Optimizations to Frobenius automorphisms

Optimize the function which maps only non zero elements to 1, and zero elements to 0, by implementing an alternative algorithm which takes O(logd) Frobenius automorphisms rather than O(d). Co-authored-by: Jack Crawford <jack.crawford@sky.com>
homenc · Oct 4, 2022 · 3b0b9e5 · 3b0b9e5
1 parent 3e3b910
commit 3b0b9e5
Show file tree

Hide file tree

Showing 2 changed files with 50 additions and 11 deletions.
diff --git a/include/helib/EncryptedArray.h b/include/helib/EncryptedArray.h
@@ -2651,7 +2651,7 @@ inline void totalSums(Ctxt& ctxt)
 
 //! @brief Map all non-zero slots to 1, leaving zero slots as zero.
 //! Assumes that r=1, and that all the slots contain elements from GF(p^d).
-void mapTo01(const EncryptedArray& ea, Ctxt& ctxt);
+void mapTo01(const EncryptedArray& ea, Ctxt& ctxt, bool multithread = true);
 // Implemented in eqtesting.cpp. We compute
 //             x^{p^d-1} = x^{(1+p+...+p^{d-1})*(p-1)}
 // by setting y=x^{p-1} and then outputting y * y^p * ... * y^{p^{d-1}},

diff --git a/src/eqtesting.cpp b/src/eqtesting.cpp
@@ -9,6 +9,21 @@
  * See the License for the specific language governing permissions and
  * limitations under the License.

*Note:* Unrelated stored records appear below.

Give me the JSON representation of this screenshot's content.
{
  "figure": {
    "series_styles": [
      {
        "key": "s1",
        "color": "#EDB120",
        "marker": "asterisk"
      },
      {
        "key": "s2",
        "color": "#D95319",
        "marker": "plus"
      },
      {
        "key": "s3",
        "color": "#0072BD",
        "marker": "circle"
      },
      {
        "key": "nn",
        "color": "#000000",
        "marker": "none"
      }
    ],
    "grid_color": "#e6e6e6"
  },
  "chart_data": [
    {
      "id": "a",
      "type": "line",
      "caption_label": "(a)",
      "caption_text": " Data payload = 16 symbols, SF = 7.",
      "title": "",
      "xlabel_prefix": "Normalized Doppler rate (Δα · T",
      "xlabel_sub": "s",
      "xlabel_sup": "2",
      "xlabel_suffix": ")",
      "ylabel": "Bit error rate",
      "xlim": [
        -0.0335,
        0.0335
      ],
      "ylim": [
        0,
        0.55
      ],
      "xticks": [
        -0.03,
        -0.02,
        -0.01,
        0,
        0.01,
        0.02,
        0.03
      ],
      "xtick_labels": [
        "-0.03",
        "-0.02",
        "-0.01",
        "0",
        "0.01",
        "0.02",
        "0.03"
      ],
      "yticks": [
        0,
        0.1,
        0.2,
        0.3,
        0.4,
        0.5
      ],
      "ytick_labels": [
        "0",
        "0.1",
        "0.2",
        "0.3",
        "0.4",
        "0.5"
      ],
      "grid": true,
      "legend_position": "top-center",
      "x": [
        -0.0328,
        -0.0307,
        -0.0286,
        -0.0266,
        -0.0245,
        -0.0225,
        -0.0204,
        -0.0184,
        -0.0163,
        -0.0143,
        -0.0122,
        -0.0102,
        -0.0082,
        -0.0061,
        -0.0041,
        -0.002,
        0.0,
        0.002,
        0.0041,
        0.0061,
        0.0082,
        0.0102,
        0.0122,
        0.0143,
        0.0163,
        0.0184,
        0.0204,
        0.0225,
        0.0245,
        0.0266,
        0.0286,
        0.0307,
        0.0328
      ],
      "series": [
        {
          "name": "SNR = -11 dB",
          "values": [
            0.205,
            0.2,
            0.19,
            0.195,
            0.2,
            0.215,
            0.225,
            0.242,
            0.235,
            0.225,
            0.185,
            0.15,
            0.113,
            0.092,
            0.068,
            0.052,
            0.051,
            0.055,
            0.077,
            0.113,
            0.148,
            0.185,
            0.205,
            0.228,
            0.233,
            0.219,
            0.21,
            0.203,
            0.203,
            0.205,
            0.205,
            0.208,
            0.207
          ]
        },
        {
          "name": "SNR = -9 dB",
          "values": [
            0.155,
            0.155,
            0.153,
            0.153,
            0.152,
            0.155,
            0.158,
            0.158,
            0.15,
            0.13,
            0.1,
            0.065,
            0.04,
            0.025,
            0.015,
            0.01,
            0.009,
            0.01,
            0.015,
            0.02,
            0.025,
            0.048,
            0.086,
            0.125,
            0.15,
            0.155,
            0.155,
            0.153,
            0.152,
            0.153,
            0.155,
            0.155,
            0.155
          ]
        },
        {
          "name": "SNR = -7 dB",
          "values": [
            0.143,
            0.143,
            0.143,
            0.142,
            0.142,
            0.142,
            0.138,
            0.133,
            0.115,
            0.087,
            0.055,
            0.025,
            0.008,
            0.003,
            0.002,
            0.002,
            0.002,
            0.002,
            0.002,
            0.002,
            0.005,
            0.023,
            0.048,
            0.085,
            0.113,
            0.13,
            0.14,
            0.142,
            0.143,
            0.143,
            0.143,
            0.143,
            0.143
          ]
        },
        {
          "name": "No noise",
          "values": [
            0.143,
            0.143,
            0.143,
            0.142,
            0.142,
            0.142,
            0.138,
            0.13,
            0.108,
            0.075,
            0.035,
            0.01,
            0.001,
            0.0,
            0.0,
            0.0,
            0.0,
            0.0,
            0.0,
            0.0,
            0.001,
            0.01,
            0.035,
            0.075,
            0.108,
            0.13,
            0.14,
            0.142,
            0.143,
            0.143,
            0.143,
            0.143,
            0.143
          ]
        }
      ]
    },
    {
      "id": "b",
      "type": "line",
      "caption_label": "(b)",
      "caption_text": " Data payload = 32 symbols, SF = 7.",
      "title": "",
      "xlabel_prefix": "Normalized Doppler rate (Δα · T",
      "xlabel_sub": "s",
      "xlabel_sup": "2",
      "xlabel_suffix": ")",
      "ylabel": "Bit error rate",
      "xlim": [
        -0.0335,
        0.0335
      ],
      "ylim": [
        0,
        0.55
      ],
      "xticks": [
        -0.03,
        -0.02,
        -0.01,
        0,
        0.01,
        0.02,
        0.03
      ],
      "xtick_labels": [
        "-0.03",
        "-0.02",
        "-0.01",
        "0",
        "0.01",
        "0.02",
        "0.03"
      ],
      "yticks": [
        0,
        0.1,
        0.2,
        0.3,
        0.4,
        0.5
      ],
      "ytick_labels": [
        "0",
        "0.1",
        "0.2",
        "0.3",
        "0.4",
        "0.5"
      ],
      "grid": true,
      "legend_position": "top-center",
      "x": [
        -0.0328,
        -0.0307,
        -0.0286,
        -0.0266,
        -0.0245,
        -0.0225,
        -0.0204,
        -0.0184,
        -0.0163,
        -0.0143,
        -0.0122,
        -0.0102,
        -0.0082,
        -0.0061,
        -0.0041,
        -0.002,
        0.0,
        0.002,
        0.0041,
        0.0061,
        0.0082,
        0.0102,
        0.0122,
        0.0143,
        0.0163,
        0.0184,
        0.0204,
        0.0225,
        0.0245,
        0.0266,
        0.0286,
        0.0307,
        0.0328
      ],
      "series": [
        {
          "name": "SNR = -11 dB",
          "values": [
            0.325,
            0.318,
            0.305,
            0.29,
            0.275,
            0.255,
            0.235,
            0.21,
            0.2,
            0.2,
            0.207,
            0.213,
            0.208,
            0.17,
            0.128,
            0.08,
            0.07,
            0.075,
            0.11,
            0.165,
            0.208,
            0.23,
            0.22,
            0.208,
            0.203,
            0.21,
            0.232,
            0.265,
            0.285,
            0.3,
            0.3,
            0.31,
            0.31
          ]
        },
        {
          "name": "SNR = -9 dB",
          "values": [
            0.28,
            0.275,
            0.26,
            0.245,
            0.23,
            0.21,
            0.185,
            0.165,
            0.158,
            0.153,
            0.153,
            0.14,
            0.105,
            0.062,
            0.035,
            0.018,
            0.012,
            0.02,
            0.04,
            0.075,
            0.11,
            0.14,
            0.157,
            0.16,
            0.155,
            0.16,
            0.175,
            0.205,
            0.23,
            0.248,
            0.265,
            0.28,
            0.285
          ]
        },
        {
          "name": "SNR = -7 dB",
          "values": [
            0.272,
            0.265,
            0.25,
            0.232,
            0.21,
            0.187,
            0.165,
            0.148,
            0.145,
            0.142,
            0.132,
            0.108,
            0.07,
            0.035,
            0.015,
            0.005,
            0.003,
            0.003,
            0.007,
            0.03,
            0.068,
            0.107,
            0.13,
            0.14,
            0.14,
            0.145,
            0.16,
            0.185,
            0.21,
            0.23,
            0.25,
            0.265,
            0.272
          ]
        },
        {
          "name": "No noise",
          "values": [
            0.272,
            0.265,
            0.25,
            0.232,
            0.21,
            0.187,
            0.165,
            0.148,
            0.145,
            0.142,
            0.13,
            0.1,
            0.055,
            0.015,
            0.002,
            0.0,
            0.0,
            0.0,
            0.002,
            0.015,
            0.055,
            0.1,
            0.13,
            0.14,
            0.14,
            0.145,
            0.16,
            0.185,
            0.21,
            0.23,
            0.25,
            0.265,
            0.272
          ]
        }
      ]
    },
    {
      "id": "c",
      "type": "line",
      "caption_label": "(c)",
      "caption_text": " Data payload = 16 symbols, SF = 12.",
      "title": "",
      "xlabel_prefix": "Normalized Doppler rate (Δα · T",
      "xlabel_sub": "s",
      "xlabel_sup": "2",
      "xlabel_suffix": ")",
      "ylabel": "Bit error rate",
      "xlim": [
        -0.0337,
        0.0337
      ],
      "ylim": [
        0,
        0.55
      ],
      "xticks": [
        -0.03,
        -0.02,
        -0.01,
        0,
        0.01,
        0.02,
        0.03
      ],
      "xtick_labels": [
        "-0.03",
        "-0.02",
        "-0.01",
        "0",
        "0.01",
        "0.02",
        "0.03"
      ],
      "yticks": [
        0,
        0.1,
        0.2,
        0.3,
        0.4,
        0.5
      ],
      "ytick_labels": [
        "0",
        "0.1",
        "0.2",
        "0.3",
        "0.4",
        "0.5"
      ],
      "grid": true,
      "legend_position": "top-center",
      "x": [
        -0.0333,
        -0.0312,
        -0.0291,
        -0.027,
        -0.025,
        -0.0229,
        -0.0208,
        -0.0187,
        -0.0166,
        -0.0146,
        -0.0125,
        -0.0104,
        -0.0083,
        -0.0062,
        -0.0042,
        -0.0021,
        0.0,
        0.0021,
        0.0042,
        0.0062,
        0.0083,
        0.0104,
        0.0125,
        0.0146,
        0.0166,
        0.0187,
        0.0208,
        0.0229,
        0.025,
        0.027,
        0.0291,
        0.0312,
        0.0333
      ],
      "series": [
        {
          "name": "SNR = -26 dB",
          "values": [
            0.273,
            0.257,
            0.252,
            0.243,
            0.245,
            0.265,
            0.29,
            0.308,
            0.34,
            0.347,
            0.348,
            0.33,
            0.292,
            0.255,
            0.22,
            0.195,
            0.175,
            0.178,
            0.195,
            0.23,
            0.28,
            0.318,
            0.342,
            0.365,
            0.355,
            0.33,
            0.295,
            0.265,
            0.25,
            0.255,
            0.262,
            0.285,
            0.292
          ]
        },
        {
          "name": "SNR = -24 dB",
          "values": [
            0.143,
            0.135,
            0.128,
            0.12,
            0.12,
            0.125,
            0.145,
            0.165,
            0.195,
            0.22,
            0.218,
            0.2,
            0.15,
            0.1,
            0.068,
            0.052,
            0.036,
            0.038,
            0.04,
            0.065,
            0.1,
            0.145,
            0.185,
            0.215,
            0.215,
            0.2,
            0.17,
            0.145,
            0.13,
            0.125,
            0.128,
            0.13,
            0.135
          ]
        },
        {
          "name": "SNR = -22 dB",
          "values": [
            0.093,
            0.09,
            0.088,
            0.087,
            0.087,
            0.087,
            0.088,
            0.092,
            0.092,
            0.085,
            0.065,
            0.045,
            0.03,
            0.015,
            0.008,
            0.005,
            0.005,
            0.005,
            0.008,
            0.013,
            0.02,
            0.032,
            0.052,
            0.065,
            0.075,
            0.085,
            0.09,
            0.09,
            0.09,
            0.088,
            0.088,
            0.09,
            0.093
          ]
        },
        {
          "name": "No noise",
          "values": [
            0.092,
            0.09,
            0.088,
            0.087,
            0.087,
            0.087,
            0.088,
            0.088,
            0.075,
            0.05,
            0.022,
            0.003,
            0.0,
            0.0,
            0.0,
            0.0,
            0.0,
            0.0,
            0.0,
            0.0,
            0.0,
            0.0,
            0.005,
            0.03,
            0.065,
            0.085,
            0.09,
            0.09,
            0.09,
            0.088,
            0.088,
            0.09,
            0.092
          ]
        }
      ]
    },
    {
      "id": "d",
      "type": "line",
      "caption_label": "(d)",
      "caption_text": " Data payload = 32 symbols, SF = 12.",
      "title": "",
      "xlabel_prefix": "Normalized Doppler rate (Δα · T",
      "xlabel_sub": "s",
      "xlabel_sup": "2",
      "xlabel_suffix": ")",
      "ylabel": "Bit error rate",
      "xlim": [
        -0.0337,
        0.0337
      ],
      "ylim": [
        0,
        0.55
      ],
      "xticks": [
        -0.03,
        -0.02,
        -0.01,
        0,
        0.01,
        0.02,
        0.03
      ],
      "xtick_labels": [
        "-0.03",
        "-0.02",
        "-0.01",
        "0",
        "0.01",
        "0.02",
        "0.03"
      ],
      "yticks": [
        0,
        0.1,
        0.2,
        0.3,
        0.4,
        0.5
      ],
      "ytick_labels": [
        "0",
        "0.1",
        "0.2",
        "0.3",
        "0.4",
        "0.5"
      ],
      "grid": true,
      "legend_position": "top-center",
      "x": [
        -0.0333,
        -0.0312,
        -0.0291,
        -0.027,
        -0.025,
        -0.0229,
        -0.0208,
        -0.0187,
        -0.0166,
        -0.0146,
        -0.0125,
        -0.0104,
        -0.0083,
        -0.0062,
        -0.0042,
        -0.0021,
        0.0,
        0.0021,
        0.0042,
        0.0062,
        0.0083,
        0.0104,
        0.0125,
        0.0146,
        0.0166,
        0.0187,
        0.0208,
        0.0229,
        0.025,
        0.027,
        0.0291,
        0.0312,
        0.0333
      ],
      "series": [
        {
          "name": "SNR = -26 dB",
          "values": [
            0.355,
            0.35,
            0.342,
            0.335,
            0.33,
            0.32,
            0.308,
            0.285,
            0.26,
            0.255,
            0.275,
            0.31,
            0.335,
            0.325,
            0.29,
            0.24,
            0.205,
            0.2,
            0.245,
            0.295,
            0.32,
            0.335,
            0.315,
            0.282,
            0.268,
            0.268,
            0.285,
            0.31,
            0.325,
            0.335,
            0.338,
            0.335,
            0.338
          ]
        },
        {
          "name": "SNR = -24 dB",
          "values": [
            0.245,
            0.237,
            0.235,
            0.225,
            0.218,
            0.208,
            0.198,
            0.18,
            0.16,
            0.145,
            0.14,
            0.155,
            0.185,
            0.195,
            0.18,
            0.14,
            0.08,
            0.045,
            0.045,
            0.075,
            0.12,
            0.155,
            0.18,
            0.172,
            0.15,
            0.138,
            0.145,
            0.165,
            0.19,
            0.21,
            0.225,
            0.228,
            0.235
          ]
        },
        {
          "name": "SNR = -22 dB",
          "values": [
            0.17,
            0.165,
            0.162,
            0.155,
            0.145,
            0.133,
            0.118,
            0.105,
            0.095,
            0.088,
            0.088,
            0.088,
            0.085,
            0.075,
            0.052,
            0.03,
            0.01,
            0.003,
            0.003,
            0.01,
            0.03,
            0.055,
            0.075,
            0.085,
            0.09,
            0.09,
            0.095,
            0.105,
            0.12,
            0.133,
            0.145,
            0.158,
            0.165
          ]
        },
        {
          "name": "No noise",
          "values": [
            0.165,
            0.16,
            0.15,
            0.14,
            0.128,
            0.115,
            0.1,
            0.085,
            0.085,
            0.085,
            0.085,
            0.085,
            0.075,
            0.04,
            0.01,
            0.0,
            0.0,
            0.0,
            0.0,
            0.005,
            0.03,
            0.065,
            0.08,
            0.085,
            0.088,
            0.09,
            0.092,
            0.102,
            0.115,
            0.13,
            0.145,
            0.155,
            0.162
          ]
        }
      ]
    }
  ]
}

See accompanying LICENSE file.
  */
+
+/* Copyright (C) 2022 Intel Corporation
+ * SPDX-License-Identifier: Apache-2.0
+ *
+ * Modifying HElib to optimize the 01 map.
+ * Contributions include
+ * Modified:
+ *   mapTo01
+ *     added parallelism to existing logic for norm calculation
+ *     added alternative logic for norm calculation which uses log(d) 
+ *     automorphisms on a single core
+ *     added an additional optional argument `multithread` which determines 
+ *     which version to run
+ *      
+ */
 /**
  * @file eqtesting.cpp
  * @brief Useful functions for equality testing...
@@ -17,6 +32,7 @@
 #include <helib/timing.h>
 #include <helib/EncryptedArray.h>
 #include <helib/Ptxt.h>
+#include <NTL/BasicThreadPool.h>
 
 #include <cstdio>
 
@@ -29,24 +45,47 @@ namespace helib {
 // and then outputting y * y^p * ... * y^{p^{d-1}}, with exponentiation to
 // powers of p done via Frobenius.
 
-// FIXME: the computation of the "norm" y * y^p * ... * y^{p^{d-1}}
-// can be done using O(log d) automorphisms, rather than O(d).
-
-void mapTo01(const EncryptedArray& ea, Ctxt& ctxt)
+void mapTo01(const EncryptedArray& ea, Ctxt& ctxt, bool multithread)
 {
   long p = ctxt.getPtxtSpace();
   if (p != ea.getPAlgebra().getP()) // ptxt space is p^r for r>1
     throw LogicError("mapTo01 not implemented for r>1");
 
   if (p > 2)
     ctxt.power(p - 1); // set y = x^{p-1}
-
   long d = ea.getDegree();
-  if (d > 1) { // compute the product of the d automorphisms
-    std::vector<Ctxt> v(d, ctxt);
-    for (long i = 1; i < d; i++)
-      v[i].frobeniusAutomorph(i);
-    totalProduct(ctxt, v);
+  // TODO: investigate this trade off more thoroughly
+  // Computing in parallel over t threads has runtime approximately
+  // (d - 1)/t, whereas single thread has runtime approx log(d)
+  if ((NTL::AvailableThreads() > 1) && multithread) {
+    // Compute O(d) Frobenius automorphisms in parallel    
+    if (d > 1) {
+      // compute the d - 1 automorphisms in parallel
+      std::vector<Ctxt> v(d, ctxt);
+      NTL_EXEC_RANGE(d - 1, first, last)
+      for (long i = first; i < last; i++)
+        v[i + 1].frobeniusAutomorph(i + 1);
+      NTL_EXEC_RANGE_END
+      // and compute the product of the d automorphisms
+      totalProduct(ctxt, v);
+    }
+  } else {
+    // Compute of the "norm" y * y^p * ... * y^{p^{d-1}}
+    //  using O(log d) automorphisms, rather than O(d).
+    long e = 1;
+    long b = NTL::NumBits(d);
+    Ctxt orig = ctxt;
+    for (long i = b - 2; i >= 0; i--) {
+      Ctxt tmp = ctxt;
+      tmp.frobeniusAutomorph(e);
+      ctxt *= tmp;
+      e *= 2;
+      if (NTL::bit(d, i)) {
+        ctxt.frobeniusAutomorph(1);
+        ctxt *= orig;
+        e++;
+      }
+    }
   }
 }